Michael pauses. “It’ll be okay, little sister. I’m right here with you.”
I lick my dry lips as his hand reaches for mine again. The simplest touch is all it takes to break the dam. I sob, hard. Tears blur my vision, my breath catches, and suddenly everything feels heavy—my body, my eyelids, even the air around me.
It’s all too much. Too fast. Too painful.
Michael immediately pulls back and wraps me in a hug. I bury my face in his shoulder and cry even harder.
He doesn’t stop me. He doesn’t say anything either. He just holds me.
Poor Michael, always carrying the weight of protecting me. And that weight keeps getting heavier.
When he finally manages to set one of my fingers back in place, the pain is sharp, blinding. I don’t scream, though.

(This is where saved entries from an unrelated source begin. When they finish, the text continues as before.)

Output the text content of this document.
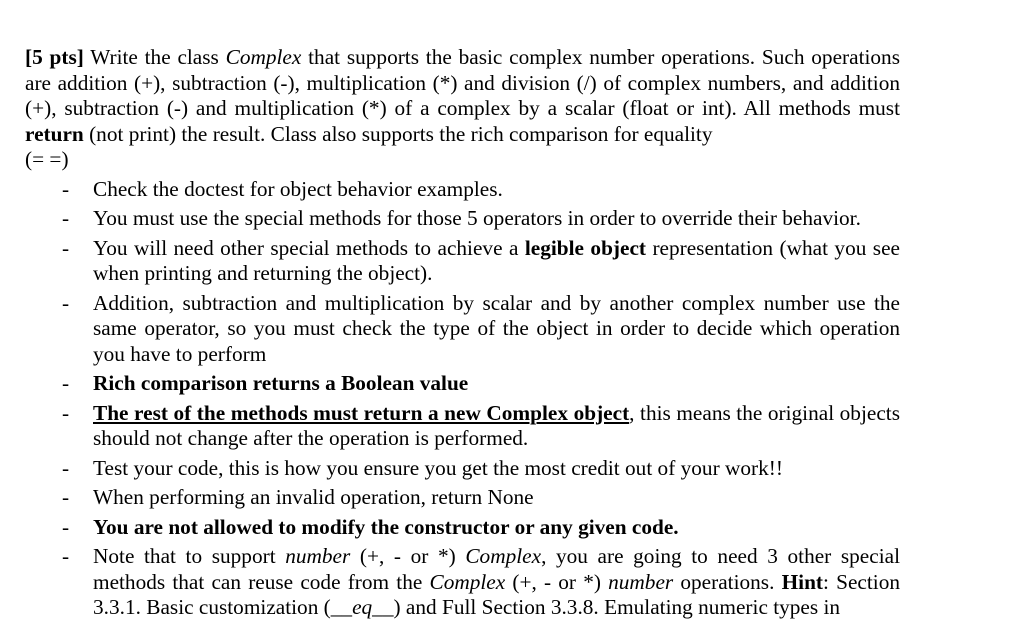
[5 pts] Write the class Complex that supports the basic complex number operations. Such operations are addition (+), subtraction (-), multiplication (*) and division (/) of complex numbers, and addition (+), subtraction (-) and multiplication (*) of a complex by a scalar (float or int). All methods must return (not print) the result. Class also supports the rich comparison for equality
(= =)
- Check the doctest for object behavior examples.
- You must use the special methods for those 5 operators in order to override their behavior.
- You will need other special methods to achieve a legible object representation (what you see when printing and returning the object).
- Addition, subtraction and multiplication by scalar and by another complex number use the same operator, so you must check the type of the object in order to decide which operation you have to perform
- Rich comparison returns a Boolean value
- The rest of the methods must return a new Complex object, this means the original objects should not change after the operation is performed.
- Test your code, this is how you ensure you get the most credit out of your work!!
- When performing an invalid operation, return None
- You are not allowed to modify the constructor or any given code.
- Note that to support number (+, - or *) Complex, you are going to need 3 other special methods that can reuse code from the Complex (+, - or *) number operations. Hint: Section 3.3.1. Basic customization (__eq__) and Full Section 3.3.8. Emulating numeric types in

Black spots crowd my vision, and Michael’s face blurs in front of me. My head slumps forward, too heavy to hold up, and my chin brushes my chest.
Michael shifts closer. “It’s okay, little sister. You can rest now. Me and James will be right here when you wake up.” His voice is soft in my ear.
Then everything goes dark, and I pass out.
Maybe that’s for the best. At least this way, Michael doesn’t have to hear me cry again. Maybe, without meaning to, I can spare him that.